The price of gas in Europe rose above $2,450 per 1,000 cubic meters for the first time since 8 March, according to data from the London-based ICE exchange.
Gas for September delivery was contracted at the Dutch TTF hub at a price of $2,464 per thousand cubic meters, or €234.5 per megawatt-hour (MWh), at the current dollar-to-euro exchange rate.
The Severni Tok 1 gas pipeline, which transports gas from Russia to Europe, has been operating since July 27 with about 20 percent capacity due to the shutdown of two gas turbines. One of the turbines is located in Germany, where it was delivered after the overhaul carried out by Siemens Energy in Canada, and Gazprom announced on July 25 that due to engine repair, it was forced to shut down the second turbine at the Portovaya compressor station. Consequently, only one turbine is now operational.

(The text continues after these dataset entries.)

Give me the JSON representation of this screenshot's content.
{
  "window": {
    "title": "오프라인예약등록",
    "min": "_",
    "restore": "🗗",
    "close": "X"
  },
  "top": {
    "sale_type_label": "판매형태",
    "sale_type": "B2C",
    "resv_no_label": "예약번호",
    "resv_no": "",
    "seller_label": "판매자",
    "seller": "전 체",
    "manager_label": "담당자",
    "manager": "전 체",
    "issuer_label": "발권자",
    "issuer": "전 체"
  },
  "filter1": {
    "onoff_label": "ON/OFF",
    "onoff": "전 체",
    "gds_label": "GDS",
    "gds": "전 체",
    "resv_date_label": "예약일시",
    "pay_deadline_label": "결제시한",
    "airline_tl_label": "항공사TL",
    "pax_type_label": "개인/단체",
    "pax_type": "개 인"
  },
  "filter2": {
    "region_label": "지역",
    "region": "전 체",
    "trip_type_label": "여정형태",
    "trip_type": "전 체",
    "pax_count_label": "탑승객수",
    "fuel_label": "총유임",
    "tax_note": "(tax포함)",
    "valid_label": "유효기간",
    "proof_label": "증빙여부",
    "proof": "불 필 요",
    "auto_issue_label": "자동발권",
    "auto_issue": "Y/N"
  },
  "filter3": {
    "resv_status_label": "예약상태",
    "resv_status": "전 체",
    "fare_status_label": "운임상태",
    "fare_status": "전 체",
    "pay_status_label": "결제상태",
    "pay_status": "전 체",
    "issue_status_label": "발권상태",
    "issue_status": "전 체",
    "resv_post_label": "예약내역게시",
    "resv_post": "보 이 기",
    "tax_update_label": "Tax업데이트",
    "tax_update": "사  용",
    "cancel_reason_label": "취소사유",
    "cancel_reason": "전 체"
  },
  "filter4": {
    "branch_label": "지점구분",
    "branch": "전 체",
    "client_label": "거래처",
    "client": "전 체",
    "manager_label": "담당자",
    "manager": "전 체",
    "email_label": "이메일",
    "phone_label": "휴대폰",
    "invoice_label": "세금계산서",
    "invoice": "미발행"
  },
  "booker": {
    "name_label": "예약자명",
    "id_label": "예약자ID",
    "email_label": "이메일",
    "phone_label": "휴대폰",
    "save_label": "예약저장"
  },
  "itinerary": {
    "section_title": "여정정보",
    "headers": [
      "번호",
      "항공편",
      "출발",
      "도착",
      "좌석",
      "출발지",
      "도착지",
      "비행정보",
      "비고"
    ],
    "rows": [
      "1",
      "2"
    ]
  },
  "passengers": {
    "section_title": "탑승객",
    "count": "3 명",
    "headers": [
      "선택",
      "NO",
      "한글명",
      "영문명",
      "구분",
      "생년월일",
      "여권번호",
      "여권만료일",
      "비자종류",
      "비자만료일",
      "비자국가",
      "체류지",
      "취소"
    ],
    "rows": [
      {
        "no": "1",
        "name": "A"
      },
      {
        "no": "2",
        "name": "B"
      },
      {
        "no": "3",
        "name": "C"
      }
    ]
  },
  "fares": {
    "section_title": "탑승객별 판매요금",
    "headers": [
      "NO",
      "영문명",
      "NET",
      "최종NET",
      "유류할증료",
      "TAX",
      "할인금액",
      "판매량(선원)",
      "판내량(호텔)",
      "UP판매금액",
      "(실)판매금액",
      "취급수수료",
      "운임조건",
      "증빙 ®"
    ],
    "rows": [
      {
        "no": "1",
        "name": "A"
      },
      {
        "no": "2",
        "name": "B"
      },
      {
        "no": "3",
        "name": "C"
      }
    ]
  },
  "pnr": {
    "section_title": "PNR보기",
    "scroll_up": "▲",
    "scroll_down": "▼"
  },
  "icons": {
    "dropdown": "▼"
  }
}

In addition, Ukraine’s gas transmission system operator has suspended gas transit to Europe via the Sohranovka station since May 11, citing force majeure. As a result, Gazprom delivers gas to Europe via Ukraine only through the Suja gas pumping station, as the Ukrainian side rejects requests to pump via Sohranovka, according to TASS.
The Russian gas giant Gazprom announced that it does not rule out the scenario according to which gas prices in Europe could exceed the level of $4,000 per 1,000 cubic meters during the winter, reports the TASS agency.
“We note that on the spot markets in Europe, gas prices have already exceeded the level of $2,500. According to conservative estimates, if this trend continues, prices will exceed $4,000 for 1,000 cubic meters in the winter,” Gazprom said in a statement.